Todo ello nos lleva a contemplar como un valor fundamental a la veracidad, es decir, el esfuerzo por acercase a la verdad desde la honestidad y alejados de la mala fe o el engaño intencionado. Lo contrario hará imposible que abordemos el flujo de la historia sin caer en las trampas en las que se nos hace caer desde nuestro entorno, tal y como se hace demasiado habitualmente desde la academia, las tribunas parlamentarias y los medios de comunicación. Y pongamos por caso (uno entre otros muchos) las falsas campañas contra partidos como Unidas Podemos, absuelto de cerca de una veintena de causas judiciales tras las continuas acusaciones públicas sin base fundamentada de diferentes pensadores, políticos y periodistas: ¿cómo se interpretarán en un futuro los efectos para nuestra democracia de dicho desprestigio orquestado entre los poderes del estado?

Así pues, la veracidad debería ser la base de nuestra mirada, asumiendo que la objetividad implica un deber más que una finalidad y a sabiendas de que, como afirma certeramente Josep Cervelló, esta es sólo una «pura coincidencia de subjetividades» en un tiempo y un espacio determinados.
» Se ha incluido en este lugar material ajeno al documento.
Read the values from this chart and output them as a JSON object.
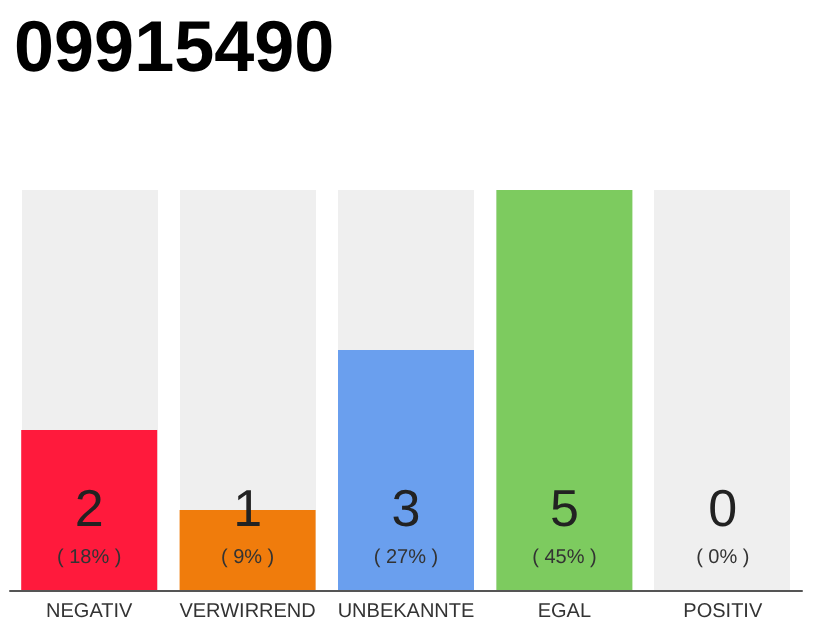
{
  "chart_data": {
    "type": "bar",
    "title": "09915490",
    "categories": [
      "NEGATIV",
      "VERWIRREND",
      "UNBEKANNTE",
      "EGAL",
      "POSITIV"
    ],
    "values": [
      2,
      1,
      3,
      5,
      0
    ],
    "colors": [
      "#ff1a3c",
      "#f07c0c",
      "#6a9fee",
      "#7dcb5f",
      "#d8d8d8"
    ],
    "tick_labels": "x",
    "value_labels": [
      "2\n( 18% )",
      "1\n( 9% )",
      "3\n( 27% )",
      "5\n( 45% )",
      "0\n( 0% )"
    ]
  }
}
Resulta especialmente importante tenerlo en cuenta cuando vivimos en un mundo tan polarizado por las ideologías extremas (que se tocan y se nutren de nichos comunes). También cuando somos conscientes de las tentaciones a las que se someten ciertas culturas de la cancelación y algunos revisionismos históricos. No tendríamos que tener miedo a revisitar continuamente la historia, a modificar conclusiones que en otra ocasión consideramos como ciertas, o a cambiar la opinión que nos merecen determinados personajes o pasajes históricos. Sin embargo, no deberíamos olvidar el riesgo de caer presos de la mentira, la intolerancia y el fanatismo; ni tampoco renunciar al intento de construir una historia veraz, común y consensuada. Como aseguraba Gadamer, «la esencia del espíritu histórico no consiste en la restitución del pasado, sino en la mediación, llevada a cabo por el pensamiento, con la vida presente».